Hacker News new | ask | show | jobs
by scalalang 909 days ago
Hello, Thank you for replying here :)

Many of answers you replied are reasonable and good.

---------

And I just want to add more comments for others.

1. SIEVE is not scan-resistant, so that, I think it should only be applied for web cache workloads (typlically follows power-law distribution)

2. SIEVE is somewhat scalalbe for read-intensive applications (e.g. blog, shop and etc), because it doesn't require to hold a lock on cahce hit.

3. The purpose of golang-fifo is to provide simple and efficient cache implementation (e.g. hashicorp-lru, groupcache).

-> I don't want to beat high-performant, bla-bla, specialized in-memory caches (bigcache, fastcache and etc).

-> Both S3-FIFO and SEIVE have O(n) worst-case cache eviction. and it only happens when all of objects in the cache are hit, which means, a perfect(100%) hit rate in sequences.

4. when increasing contention otter sacrifices 1-2 percent

-> I think that the statement is not enough.

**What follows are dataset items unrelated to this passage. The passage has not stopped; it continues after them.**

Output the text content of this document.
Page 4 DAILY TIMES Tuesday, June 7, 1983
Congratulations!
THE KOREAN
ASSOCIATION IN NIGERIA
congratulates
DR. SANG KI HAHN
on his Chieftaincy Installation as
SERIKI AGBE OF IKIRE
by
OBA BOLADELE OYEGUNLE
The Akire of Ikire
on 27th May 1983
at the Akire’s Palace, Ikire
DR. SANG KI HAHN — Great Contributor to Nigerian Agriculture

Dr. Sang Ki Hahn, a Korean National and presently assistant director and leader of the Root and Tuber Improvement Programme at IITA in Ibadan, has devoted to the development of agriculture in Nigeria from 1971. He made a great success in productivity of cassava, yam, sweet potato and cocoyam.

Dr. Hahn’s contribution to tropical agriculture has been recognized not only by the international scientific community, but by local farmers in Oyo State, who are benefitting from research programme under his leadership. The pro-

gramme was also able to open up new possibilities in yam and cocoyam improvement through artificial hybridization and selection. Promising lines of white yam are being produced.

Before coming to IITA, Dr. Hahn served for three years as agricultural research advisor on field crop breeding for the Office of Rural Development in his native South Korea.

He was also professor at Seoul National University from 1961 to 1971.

The hit rate varies depending on the total number of objects and the size of the cache, so it should be compared relatively. for example, otter's efficiency decreased by 5% compared to single-threaded when lock contention increased (decreased efficiency makes a mean network latency higher, because it may need to conduct heavy operation e.g. re-calculation, database access and so on)

-> Therefore, in certain situations, the efficiency of a cache library may be more important than its QPS. This is not a matter of which one is better, but rather that other people should be able to choose a cache library that suits the specific needs of their application.

5. ghost queue : honetly at that time of writing the code, I didn't deep dive into the bucket table implementation, it may not work same as actual bucket hash table (see here: https://github.com/scalalang2/golang-fifo/issues/16)

---

If anyone here want to raise issues or give contributions for golang-fifo, please visit here https://github.com/scalalang2/golang-fifo

1 comments

1. That's not the problem, yes, most web traces aim for zipf distribution, but you can't say it will work well in real life just based on this check (this was also mentioned in the S3-FIFO discussion here). Because there are many ways to break this best case.

2. There is a small problem here, yes, on 100% reads workload this will show good results, but there is a catch here, you should add even one percent of writes and this cache degrades very badly.

3. This makes perfect sense! But the O(n) worst case is a bit scarier than you describe :(. There it is quite enough to have just a large enough sequence of elements in the main queue with a frequency greater than zero (100000 for example will suffice), in this case you will just reinsert all these elements with global locking, although hashicorp-lru or groupcache will not do this, but just move one element.

4. it's not quite true, losses depend on contention and nothing else, and in your benchmarks you make otter withstand 4 million qps and at such a load it lost only 2% (probably this value can be reduced a lot, I'll have to look at it at the holidays), which at such a load hardly matters much.

5. My point is that you store at least 2 * key size + 8*2 + 8 bytes just to store the fingerprint. And if you also count the pointers that are held for the sake of it, it becomes quite sad.